Rampling is getting Oscar buzz, and both stars received best actor honors at the Berlin International Film Festival. The actress, who is British, lives in France and has long had a European following.

At the end of the reception, Robert Redford made a surprise visit to pose for photographs and chat with Rampling, who co-starred with him in the 2001 film, “Spy Game.”

Following are highlights from a conversation with Rampling and Haigh moderated by The Hollywood Reporter’s Scott Feinberg:

How did the director, who is only 43, get into the mindset of much older people?

Haigh: You don’t suddenly stop having thoughts and fears, jealousies and doubts when you get past 40, so I kind of just threw myself into that and how would I respond in the moment.

Why did the director want to make the film?

Haigh: I’m kind of like borderline obsessed by relationships and how we live within relationships and how we understand our identity within relationships, how they change and grow and develop and the intimacy and importance of that kind of connection. I wanted to explore those issues within the context of people married for a long time.

Why did Rampling want to take on the role of the wife?

Rampling: You don’t often get the kind of roles you really want from my point of view. This was odd enough and strange enough to make me know that I had a sporting chance at making this film into something with Andrew that would make people feel something about the story and the characters.

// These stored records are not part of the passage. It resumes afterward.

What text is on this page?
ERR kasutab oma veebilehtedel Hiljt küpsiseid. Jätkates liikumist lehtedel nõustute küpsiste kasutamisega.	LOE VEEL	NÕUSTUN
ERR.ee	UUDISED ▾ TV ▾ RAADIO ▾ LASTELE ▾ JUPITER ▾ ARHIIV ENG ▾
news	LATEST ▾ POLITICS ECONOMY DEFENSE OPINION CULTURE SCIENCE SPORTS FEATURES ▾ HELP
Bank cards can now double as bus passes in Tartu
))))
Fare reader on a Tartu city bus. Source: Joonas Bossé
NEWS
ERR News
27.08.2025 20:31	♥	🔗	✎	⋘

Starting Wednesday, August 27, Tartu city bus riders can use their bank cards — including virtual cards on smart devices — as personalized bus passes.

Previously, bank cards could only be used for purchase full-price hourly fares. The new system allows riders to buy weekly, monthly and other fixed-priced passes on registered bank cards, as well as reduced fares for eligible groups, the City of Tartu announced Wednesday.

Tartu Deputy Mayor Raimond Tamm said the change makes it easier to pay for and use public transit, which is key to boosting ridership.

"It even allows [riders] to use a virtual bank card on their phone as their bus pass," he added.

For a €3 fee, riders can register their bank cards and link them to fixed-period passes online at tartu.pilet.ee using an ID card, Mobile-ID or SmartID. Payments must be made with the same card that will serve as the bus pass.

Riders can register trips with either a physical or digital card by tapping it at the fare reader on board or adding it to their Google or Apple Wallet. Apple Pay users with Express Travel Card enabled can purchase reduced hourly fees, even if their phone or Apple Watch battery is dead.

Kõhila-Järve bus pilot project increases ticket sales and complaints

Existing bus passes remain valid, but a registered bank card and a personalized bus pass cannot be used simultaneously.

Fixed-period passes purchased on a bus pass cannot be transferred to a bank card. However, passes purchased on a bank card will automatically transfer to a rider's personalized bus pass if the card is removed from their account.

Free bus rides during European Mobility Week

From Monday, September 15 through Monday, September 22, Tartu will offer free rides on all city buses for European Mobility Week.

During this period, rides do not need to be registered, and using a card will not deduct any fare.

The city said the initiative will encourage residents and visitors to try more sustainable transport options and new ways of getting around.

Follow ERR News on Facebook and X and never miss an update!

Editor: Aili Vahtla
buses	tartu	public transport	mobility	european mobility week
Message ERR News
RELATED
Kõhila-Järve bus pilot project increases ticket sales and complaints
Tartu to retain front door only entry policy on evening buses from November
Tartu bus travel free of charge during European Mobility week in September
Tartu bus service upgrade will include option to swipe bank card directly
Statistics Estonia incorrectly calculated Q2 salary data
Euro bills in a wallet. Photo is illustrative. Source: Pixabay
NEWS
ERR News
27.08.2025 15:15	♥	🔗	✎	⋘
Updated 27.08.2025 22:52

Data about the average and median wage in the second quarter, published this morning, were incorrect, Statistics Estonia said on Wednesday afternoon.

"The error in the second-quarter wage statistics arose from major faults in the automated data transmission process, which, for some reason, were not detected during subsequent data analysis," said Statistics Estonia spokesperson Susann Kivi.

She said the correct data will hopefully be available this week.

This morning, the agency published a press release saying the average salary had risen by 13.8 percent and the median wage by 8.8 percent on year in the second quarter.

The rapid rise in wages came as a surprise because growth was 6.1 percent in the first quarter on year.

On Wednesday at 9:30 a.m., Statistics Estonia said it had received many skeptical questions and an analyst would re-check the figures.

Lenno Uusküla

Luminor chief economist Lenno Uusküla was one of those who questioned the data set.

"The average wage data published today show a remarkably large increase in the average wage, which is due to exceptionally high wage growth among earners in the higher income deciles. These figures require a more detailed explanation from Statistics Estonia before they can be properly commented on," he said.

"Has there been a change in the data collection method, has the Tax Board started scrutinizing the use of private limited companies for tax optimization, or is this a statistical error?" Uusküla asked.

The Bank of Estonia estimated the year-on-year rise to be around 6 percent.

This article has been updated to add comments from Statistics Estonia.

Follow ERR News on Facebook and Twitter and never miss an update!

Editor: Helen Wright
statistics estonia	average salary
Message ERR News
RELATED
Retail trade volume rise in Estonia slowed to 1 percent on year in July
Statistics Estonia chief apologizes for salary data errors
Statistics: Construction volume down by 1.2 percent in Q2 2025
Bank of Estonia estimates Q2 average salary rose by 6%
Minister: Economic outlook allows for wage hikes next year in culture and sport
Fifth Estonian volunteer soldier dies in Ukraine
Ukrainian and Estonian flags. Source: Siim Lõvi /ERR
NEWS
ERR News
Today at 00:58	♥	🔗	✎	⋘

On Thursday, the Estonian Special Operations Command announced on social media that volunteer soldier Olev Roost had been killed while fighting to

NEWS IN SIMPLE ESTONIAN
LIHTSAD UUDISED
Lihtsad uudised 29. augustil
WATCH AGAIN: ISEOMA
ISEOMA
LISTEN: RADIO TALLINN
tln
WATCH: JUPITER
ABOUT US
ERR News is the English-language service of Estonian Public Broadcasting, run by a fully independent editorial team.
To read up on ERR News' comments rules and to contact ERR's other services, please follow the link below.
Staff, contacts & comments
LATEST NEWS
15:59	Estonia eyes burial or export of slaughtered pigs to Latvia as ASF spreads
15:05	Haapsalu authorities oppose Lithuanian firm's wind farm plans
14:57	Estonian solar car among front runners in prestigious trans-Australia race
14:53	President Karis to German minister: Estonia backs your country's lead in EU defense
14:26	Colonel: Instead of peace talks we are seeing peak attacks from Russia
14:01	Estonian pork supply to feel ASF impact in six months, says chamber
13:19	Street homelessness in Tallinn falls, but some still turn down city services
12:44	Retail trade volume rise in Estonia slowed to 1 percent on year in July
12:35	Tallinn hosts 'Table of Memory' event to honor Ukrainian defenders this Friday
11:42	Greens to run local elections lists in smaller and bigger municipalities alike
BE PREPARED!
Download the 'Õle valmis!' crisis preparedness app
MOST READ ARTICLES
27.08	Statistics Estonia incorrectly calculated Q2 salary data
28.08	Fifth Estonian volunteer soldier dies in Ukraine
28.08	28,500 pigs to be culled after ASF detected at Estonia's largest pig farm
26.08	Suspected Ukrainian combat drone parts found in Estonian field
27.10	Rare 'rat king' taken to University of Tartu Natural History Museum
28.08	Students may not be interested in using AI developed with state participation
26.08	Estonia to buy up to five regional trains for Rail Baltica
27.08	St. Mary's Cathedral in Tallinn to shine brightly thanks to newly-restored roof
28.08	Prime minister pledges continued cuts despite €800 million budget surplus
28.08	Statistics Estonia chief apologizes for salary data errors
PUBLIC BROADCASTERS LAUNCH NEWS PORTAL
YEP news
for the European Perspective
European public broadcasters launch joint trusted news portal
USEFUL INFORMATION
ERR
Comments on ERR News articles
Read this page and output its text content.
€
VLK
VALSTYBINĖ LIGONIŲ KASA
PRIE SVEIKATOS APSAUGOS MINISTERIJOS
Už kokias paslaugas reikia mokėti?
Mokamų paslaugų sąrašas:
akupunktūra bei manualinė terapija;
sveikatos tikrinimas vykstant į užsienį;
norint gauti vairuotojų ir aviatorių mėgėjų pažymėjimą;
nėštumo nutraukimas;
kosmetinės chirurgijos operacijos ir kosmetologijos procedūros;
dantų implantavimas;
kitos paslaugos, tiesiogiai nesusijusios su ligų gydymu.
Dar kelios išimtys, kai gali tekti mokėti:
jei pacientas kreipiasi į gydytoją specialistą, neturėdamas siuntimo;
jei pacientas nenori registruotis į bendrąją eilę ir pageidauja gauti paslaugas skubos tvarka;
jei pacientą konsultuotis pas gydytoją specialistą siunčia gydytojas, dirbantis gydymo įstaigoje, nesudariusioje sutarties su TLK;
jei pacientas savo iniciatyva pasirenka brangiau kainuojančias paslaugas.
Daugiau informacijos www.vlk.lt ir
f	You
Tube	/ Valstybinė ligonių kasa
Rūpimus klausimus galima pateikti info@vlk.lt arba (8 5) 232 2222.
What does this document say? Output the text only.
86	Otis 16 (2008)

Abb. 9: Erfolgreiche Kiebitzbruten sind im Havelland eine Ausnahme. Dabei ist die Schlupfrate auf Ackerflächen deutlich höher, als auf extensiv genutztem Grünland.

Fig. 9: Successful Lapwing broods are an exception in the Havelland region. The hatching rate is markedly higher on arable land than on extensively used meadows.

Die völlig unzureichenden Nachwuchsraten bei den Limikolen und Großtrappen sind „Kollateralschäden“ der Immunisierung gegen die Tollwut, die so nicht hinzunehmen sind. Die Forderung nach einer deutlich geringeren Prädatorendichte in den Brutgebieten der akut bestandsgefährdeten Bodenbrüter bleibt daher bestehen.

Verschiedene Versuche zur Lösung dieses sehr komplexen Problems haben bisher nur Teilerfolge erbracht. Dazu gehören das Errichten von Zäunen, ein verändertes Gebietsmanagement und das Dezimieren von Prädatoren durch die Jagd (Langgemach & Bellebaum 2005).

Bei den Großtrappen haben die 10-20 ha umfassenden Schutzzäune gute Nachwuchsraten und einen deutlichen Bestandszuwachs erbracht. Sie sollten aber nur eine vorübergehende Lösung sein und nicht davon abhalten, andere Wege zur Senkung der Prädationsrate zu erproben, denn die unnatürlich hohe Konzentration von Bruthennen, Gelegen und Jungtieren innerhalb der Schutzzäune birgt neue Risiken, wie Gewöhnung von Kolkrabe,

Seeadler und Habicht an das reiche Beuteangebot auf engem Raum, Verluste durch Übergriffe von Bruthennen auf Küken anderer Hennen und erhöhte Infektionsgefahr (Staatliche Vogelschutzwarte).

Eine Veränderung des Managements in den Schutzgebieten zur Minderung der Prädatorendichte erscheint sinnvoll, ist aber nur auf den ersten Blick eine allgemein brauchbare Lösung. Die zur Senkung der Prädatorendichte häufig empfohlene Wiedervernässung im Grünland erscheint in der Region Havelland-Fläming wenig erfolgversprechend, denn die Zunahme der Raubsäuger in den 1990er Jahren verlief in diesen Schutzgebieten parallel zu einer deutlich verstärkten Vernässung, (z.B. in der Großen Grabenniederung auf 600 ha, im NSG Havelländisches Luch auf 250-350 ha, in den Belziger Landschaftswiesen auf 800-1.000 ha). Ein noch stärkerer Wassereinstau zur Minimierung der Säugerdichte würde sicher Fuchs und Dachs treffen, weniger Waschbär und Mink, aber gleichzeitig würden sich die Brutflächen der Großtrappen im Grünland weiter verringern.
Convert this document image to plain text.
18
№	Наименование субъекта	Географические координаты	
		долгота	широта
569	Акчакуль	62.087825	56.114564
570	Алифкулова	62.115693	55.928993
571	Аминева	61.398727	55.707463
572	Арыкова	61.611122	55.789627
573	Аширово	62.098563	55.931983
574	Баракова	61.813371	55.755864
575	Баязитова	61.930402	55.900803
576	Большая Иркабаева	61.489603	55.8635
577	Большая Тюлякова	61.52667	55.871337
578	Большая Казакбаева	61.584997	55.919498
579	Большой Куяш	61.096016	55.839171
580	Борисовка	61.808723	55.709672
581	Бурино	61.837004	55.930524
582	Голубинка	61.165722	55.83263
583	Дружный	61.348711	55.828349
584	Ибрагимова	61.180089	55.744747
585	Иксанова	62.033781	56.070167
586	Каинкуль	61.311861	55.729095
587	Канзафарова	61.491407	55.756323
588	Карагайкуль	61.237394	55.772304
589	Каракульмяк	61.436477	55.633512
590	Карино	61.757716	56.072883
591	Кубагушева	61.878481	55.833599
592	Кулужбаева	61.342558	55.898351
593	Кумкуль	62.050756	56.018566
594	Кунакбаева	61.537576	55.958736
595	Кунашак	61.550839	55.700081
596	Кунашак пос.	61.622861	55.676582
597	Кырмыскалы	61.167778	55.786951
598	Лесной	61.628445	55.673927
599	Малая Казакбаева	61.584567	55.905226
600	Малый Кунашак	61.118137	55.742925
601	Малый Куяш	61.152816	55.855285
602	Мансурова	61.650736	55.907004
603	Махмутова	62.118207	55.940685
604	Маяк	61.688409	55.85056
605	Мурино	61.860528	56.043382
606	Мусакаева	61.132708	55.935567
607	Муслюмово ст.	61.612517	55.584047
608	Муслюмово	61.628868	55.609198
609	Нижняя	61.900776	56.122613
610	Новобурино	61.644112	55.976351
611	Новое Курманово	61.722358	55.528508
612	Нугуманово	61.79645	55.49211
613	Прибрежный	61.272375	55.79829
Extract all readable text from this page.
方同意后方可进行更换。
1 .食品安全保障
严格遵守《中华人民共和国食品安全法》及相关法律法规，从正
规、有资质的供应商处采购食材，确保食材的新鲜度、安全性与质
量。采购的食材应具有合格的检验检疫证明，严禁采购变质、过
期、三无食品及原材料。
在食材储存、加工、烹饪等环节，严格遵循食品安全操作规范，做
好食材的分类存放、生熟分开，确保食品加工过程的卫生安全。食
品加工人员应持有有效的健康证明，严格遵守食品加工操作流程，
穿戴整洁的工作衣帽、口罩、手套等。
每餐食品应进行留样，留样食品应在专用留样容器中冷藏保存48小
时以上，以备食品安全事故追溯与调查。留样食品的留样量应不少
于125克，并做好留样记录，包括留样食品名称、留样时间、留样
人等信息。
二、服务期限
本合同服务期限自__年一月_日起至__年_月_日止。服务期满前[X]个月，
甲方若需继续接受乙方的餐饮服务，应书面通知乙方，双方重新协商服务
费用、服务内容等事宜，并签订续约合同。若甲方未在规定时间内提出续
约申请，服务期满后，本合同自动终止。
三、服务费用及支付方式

On whether Rampling and Courtenay discussed the backstory of their characters and did they talk to people or know anyone that’s been married that long?

Rampling: They’re not dinosaurs! [Rampling laughed.] Forty-five years is not that long… There’s lots of people who have been in relationships longer than 45 years… We just discussed between us how much you want to put into it and how much you want to imagine.

Why did the director want to cast actors with a rich movie legacy:

Haigh: I want viewers to have these memories of their cinematic roles when they watch them onscreen.

On casting Rampling:

Haigh: I wanted Kate to feel like a strong woman. I cast Charlotte first because the story is told through the wife’s perspective. It’s the central protagonist of the story, so we didn’t give the script to any men until Charlotte said yes. Then it was finding that person who would be the right actor to play opposite her, and Tom was very quickly the person we sent the script to.

What enabled her and Courtenay to have such fascinating and great chemistry?

Rampling: First of all, because we’re very good at what we do and we can make people believe in absolutely anything. [She smiled.]

Everything in the film leads to the final scene where the camera lingers on Kate’s face after her husband has made the speech at the anniversary ceremony proclaiming he’d made the right choice of a wife. How challenging was that to shoot?

Haigh: If that final moment doesn’t work, then the film doesn’t work. I’m all about endings anyway. There was probably tension for all of us because we knew it had to work. It was the last day of the shoot and we were all tired. It’s a very long shot, that final shot. Personally, it’s a really fantastic final moment. It still answers some questions, but leaves a lot still kind of hidden and mysterious.

Rampling: We only did a few takes. But when Kate, myself, gets up, I had to be each time like I had no idea what was going to happen. Like I have no idea where my life is going to go or what’s going to happen. But each time that I did it again, my heart broke.